The role of CDC73 in HRR is independent of its transcriptional function. (a) Illustration of the siRNA-resistant CDC73, the core mutant (ΔC) and the 227X mutant. (b) Immunofluorescence of the eGFP-tagged constructs in U2OS cells in combination with DAPI (blue) and Phalloidin (red). (c) The defect in HRR as measured by the DR–GFP assay can be rescued by re-expression of a WT (*P=0.029) and the ΔC mutant. (d) PAF1 silencing does reduce HRR (*P=0.009). (e) DRB treatment (50 μm, 2 h) has the same effect on H2B mobility as CDC73 silencing (*P=0.033). (f) The CDC73-227X mutant does not rescue HRR in the DR–GFP assay (**P=8×10^-4). (g) CDC73 knockdown does not affect the expression of a number of essential genes for DNA repair and has no effect on the recruitment of BRCA1 (h).

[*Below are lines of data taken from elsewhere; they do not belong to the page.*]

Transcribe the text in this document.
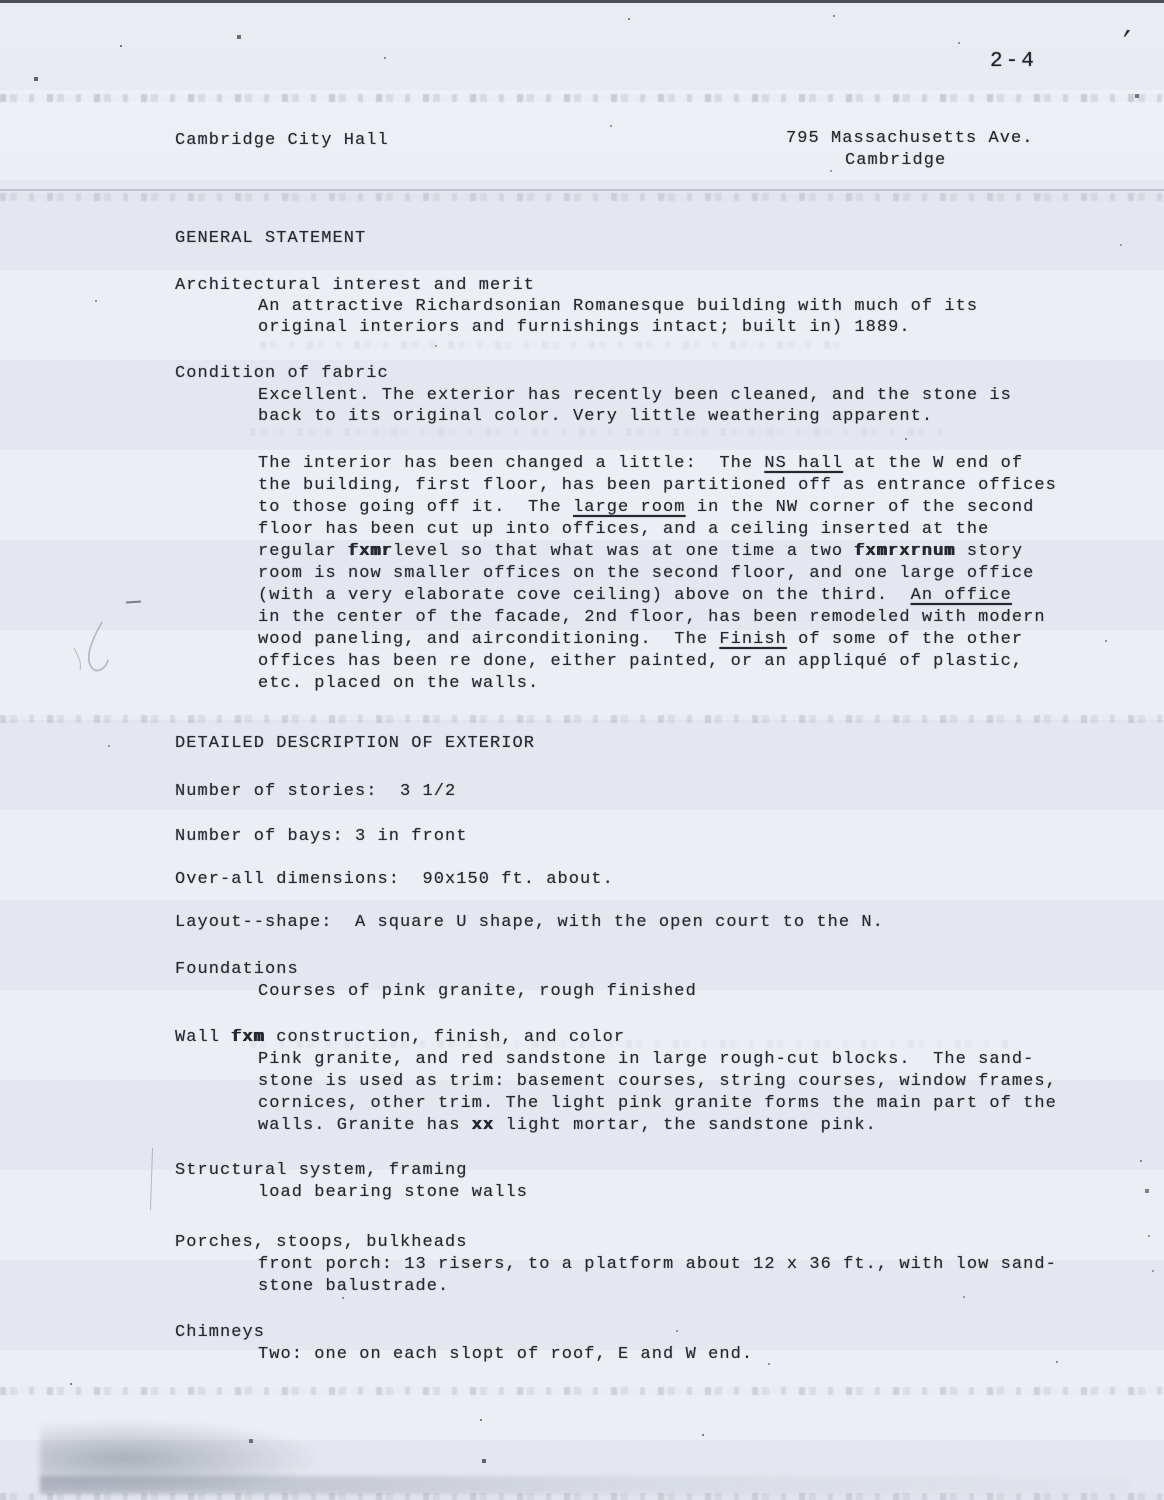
’
2-4
Cambridge City Hall	795 Massachusetts Ave.
Cambridge
GENERAL STATEMENT
Architectural interest and merit
An attractive Richardsonian Romanesque building with much of its
original interiors and furnishings intact; built in) 1889.
Condition of fabric
Excellent. The exterior has recently been cleaned, and the stone is
back to its original color. Very little weathering apparent.
The interior has been changed a little:  The NS hall at the W end of
the building, first floor, has been partitioned off as entrance offices
to those going off it.  The large room in the NW corner of the second
floor has been cut up into offices, and a ceiling inserted at the
regular fxmrlevel so that what was at one time a two fxmrxrnum story
room is now smaller offices on the second floor, and one large office
(with a very elaborate cove ceiling) above on the third.  An office
in the center of the facade, 2nd floor, has been remodeled with modern
wood paneling, and airconditioning.  The Finish of some of the other
offices has been re done, either painted, or an appliqué of plastic,
etc. placed on the walls.
DETAILED DESCRIPTION OF EXTERIOR
Number of stories:  3 1/2
Number of bays: 3 in front
Over-all dimensions:  90x150 ft. about.
Layout--shape:  A square U shape, with the open court to the N.
Foundations
Courses of pink granite, rough finished
Wall fxm construction, finish, and color
Pink granite, and red sandstone in large rough-cut blocks.  The sand-
stone is used as trim: basement courses, string courses, window frames,
cornices, other trim. The light pink granite forms the main part of the
walls. Granite has xx light mortar, the sandstone pink.
Structural system, framing
load bearing stone walls
Porches, stoops, bulkheads
front porch: 13 risers, to a platform about 12 x 36 ft., with low sand-
stone balustrade.
Chimneys
Two: one on each slopt of roof, E and W end.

For all experiments (n⩾2). Average and s.d. are plotted. P-values are calculated with Student’s t-test and scale bars represent 50 and 10 μm.

Figure 7

CDC73 interacts with a number of chromatin-remodeling factors. (a) Co-IP with CDC73 confirmed its interaction with UBE1A, CAND1, CUL1, FBXO21, KU86, RUVBL2 and RNF20. PAF1 serves as a positive control and actin as a negative control. (b) The interactions are unchanged on IR treatment (2 Gy). (c) siRNA-mediated silencing of FBXO21, RUVBL2, CAND1, CUL1 and PAF1 leads to a decrease in H2BK120Ub. Ratios H2BK120Ub:H2B are indicated. (d) siRNA knockdown of CAND1, CUL1 and RUVBL2 leads to a similar decrease in homologous recombination repair as CDC73 knockdown (s.d. of average; more than three repeats). (e) Model describing the mode of action of CDC73 at DSB. CDC73 recruits chromatin-remodeling components that mediate H2BK120Ub and subsequent eviction of H2B from chromatin. The decondensed state of the chromatin allows repair enzymes to engage with DNA and proceed with resection and downstream DNA repair.